Chapter 25

Malachai

Indigo appeared in the doorway of the kitchen in one of my old shirts. She had slept in the guest room. Her hair was a tangled mess of platinum, and her eyes were exhausted. She looked like she hadn’t slept at all. Good. I wanted her mind as tired as mine.

I slid the plate across the marble island. She stared at it like it was a trap before digging in. Indigo may be mad, but she was a breakfast eater.

I watched her eat until the plate was almost empty before she paused.

“You want me bad enough to get people killed just to keep me,” she said. Her voice didn’t rise; it was just a cold, flat fact. “Bad enough to lie for weeks while I lived in fear. I get it. You’re sick like that.”

I leaned against the counter, half-listening, my mind on Cooly.

The name was a bitter taste in the back of my throat. I could still see that smug bastard smiling while he dismantled my leverage.

The Russians are dead. Malachai’s been lying to you.

I should have painted that rooftop with his brains the second he called her Midnight.

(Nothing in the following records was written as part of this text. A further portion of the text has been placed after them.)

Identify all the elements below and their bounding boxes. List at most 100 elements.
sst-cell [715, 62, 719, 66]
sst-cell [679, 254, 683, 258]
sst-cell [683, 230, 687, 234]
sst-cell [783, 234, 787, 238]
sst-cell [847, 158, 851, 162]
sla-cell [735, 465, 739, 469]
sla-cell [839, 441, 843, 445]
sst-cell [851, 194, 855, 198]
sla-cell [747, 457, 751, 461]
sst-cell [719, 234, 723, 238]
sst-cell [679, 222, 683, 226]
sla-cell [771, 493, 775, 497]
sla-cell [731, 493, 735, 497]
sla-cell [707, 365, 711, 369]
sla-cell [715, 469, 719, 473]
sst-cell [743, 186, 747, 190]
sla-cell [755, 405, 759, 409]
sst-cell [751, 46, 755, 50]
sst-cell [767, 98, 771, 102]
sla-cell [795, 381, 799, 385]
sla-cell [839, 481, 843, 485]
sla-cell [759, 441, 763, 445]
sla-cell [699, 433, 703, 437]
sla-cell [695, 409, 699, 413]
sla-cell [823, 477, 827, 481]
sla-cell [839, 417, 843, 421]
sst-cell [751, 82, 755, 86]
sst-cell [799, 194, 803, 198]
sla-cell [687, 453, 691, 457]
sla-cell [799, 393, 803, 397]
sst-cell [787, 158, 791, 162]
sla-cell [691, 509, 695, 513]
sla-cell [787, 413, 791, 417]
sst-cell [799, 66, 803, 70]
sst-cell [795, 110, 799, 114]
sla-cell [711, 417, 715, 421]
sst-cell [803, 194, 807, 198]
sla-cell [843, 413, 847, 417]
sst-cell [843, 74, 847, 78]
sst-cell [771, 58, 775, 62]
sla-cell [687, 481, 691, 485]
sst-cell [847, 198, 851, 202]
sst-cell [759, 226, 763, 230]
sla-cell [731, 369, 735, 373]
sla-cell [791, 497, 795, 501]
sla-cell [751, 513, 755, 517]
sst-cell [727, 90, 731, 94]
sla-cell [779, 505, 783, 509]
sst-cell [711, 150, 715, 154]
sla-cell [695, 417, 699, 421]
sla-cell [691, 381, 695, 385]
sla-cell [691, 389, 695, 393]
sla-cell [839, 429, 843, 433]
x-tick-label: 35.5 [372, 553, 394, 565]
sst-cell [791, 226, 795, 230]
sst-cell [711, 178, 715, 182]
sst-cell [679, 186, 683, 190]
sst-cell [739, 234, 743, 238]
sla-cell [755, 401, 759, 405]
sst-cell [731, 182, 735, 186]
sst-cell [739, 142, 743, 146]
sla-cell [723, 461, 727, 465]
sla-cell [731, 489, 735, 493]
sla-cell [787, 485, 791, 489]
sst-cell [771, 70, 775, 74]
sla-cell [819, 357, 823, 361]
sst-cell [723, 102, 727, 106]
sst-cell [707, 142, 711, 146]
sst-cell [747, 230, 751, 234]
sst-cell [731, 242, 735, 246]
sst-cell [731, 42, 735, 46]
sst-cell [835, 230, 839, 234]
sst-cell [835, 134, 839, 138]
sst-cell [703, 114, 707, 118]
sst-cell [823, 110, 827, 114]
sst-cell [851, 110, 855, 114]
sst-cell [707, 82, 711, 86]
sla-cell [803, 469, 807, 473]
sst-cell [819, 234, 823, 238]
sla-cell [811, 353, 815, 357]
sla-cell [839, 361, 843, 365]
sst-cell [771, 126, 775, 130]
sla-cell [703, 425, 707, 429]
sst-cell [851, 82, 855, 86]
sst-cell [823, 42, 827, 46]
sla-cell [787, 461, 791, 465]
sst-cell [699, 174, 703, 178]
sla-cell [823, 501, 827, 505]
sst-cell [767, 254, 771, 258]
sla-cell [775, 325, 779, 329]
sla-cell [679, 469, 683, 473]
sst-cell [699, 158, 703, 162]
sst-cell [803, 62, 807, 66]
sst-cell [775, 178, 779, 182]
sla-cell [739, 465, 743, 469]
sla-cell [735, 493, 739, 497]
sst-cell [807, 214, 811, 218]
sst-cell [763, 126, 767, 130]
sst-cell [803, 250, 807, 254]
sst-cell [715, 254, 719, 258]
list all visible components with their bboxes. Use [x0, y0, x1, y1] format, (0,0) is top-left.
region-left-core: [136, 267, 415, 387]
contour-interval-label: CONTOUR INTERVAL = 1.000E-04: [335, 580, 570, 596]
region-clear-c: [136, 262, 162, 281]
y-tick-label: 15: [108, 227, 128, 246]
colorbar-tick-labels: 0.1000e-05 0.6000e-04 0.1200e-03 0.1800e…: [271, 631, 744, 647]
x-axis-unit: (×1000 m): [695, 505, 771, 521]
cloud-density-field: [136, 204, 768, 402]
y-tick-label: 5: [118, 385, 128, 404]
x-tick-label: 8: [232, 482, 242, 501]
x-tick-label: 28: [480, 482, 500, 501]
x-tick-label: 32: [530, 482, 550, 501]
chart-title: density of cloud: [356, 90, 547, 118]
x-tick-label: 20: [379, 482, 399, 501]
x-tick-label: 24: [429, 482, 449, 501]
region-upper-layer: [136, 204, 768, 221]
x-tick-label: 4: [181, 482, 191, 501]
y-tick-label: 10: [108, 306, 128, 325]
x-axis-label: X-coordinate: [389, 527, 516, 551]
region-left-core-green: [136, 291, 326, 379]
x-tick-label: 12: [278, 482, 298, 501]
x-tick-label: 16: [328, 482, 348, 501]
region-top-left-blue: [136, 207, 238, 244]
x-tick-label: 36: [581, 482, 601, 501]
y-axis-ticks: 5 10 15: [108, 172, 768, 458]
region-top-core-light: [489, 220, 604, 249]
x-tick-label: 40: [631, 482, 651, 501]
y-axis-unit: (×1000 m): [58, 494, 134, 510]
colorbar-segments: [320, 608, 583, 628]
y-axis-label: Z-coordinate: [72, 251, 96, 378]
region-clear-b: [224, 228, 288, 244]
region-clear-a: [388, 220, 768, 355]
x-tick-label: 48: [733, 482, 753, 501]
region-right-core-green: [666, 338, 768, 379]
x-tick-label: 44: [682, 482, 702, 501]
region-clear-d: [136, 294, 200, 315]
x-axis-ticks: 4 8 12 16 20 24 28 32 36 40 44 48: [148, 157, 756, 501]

Caine’s “diplomacy” was the only reason Balogun was still breathing, and I already regretted the restraint.

It was his fault that now, every time she looked at me, I saw a new layer of distrust. It was worse than before, when she just thought I was unfeeling.

I regretted that party. I should have kept her in the dark until the outside world felt like a dream she couldn’t quite remember.

“I want it to be like before,” she said. “We move back to the old house. I get some of my freedom back. I go where I want, when I want—within reason. I’m not asking for an exit anymore. I’ve accepted I won’t get away from you.”

I should have felt something at her words—the resignation, the way she spoke about staying like it was a life sentence instead of an inevitability.

But I didn’t. As long as she was still saying she would stay, the rest was irrelevant.

She could hate me. She could resent me. She could build walls so fucking high I could barely see her anymore. None of it mattered.

She was still here.

And that was enough.

“Fine,” I said.

She continued like I hadn’t spoken. “And no, I didn’t fuck Cooly. I’m not answering a thousand questions about it. Believe me or don’t. I’m past caring.”

She wasn’t negotiating. She was telling me exactly what would keep the peace.

“I don’t believe you,” I said, my voice dropping into that low, mechanical vibration. “About Balogun. I believe you fucked him. Why else would he be in Florida right now?”

I waited. I braced myself for the explosion—the shattered plate, the scream, the predictable fire of her temper. I wanted it. I needed her to fight me so I could feel the friction of her soul again.

Indigo didn’t even stop chewing. She just swallowed, took a slow sip of her coffee, and looked at me with eyes that were as flat as mine.

“Okay,” she said.

That was it.

Something clicked in my head as I stared at her. The Indigo I knew was a creature of heat and motion. She was a storm that broke things. I realized then that I had been pushing her into a corner for weeks, trying to crush the rebellion out of her, but I hadn’t expected this.

Numbness was worse than hatred. This wasn’t useful.

I needed to recalibrate.

I cleared my throat. “I’ll have the cleaners go to the old house today,” I said. “Everything will be ready by tonight. I’ll get your car out of storage and buy you a new phone.”

She just nodded, staring at the empty plate.

“Do you want me to invite Maya for dinner?” I asked. “To… apologize for how her party ended?”

The words felt foreign, sticking in my throat. I had nothing to apologize for. I knew Maya was the reason he was there, even if she wouldn’t admit it. She should have been apologizing to me, but this was better than handing Indigo a knife again.

Indigo finally looked at me. She stared at me like I was glitching.

“You want to apologize?” she asked, her voice skeptical. “To Maya? You don’t apologize.”

“I’m trying something.”

“Trying what?”

“I don’t know yet.” I crossed my arms. “But what I’ve been doing isn’t working, so I’m trying something else.

” I paused, then added, “I’m not going to pretend I’ll give you full freedom.

That’s not who I am. But I can give you this much if it stops you from looking at me like you’re already gone.

I’ll adjust until I get the outcome I want. ”

She stared at me for a long moment. “You think a dinner with Maya makes up for lying and trapping and drugging me?” she asked.

“It’s not an even trade, Indigo. I’m not a fool. It’s a reset.”

Her eyes narrowed as she studied my face. “Only you would tell me to my face that you’re trying to manipulate me. But fine. Invite her.”

She didn’t wait for me to respond. She walked out of the kitchen, her feet silent on the floor, leaving her empty plate between us.

I reached for my phone to call the cleaners. I’d give her the house. I’d give her the car. I’d even give her the apology. I’d give her anything, as long as it brought the fire back into her eyes.

Because this cold, compliant version of Indigo was something I hadn’t prepared for.